RDC : Viols, massacres et « repeuplement » rwandais… Le cri de colère de Kinshasa contre l’enfer du M23
Le Gouvernement de la République démocratique du Congo a haussé le ton ce lundi 24 août 2026. Dans un communiqué cinglant, Kinshasa dénonce l’horreur vécue par les populations des territoires sous occupation des Forces de défense rwandaises (RDF) et de leurs alliés de l'AFC/M23.
Les chiffres avancés par le ministère de la Communication et des Médias dressent le portrait glaçant d’une région mise à feu et à sang : plus de 300 civils tués lors d'exécutions sommaires, de massacres et de bombardements au cours des seuls mois de juin et juillet. À cela s'ajoutent des centaines de viols, plus de 300 cas de torture frappant jusqu'à des élèves, ainsi que des vagues d'enlèvements et de recrutements forcés ciblant la jeunesse à Tshanzu et Rumangabo, sur fond de pillages et d'habitations incendiées.
Au-delà de la terreur, Kinshasa accuse Kigali de mener une véritable politique de « transplantation » démographique pour altérer la composition de la région. Le 10 août dernier, plus d’une centaine de familles présentées comme étant d'origine rwandaise auraient franchi la frontière par la piste de Kabuhanga, dans le territoire de Nyiragongo, avant d’être installées à Rwibiranga, hébergées pour certaines dans des structures du Programme alimentaire mondial (PAM).
En parallèle, la rébellion étouffe la population sous un racket institutionnalisé. En violation de la gratuité de l'enseignement primaire, des frais sont désormais prélevés dans les écoles, assortis d'une taxe de 17 % sur leurs recettes trimestrielles, tandis que des responsables sont nommés arbitrairement dans l'enseignement supérieur.

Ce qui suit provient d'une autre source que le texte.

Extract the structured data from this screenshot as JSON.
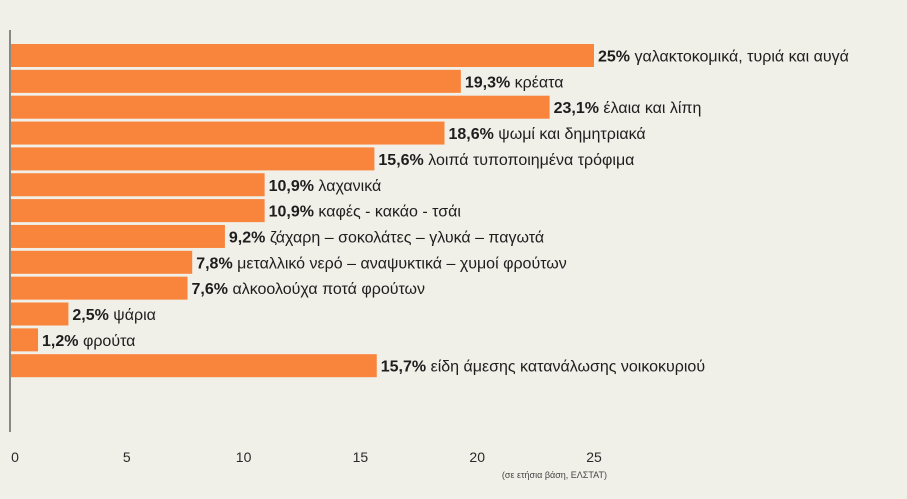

Même les hôpitaux publics, les structures privées et les orphelinats subissent des impôts illégaux qui asphyxient les soins de santé et frappent de plein fouet les plus vulnérables.
Pour le Gouvernement congolais, ces actes bafouent la Charte de l'ONU, la souveraineté de la RDC, la résolution 2773 (2025) du Conseil de sécurité exigeant le retrait des troupes rwandaises et du M23, tout en réduisant à néant les efforts diplomatiques engagés via les accords de Washington et de Doha.
Exprimant sa solidarité envers les victimes, l'exécutif sous le leadership du Président Félix-Antoine Tshisekedi assure qu'aucun de ces crimes ne restera impuni et promet d'employer tous les moyens légitimes pour traduire les auteurs en justice, restaurer l'autorité de l’État et garantir la paix.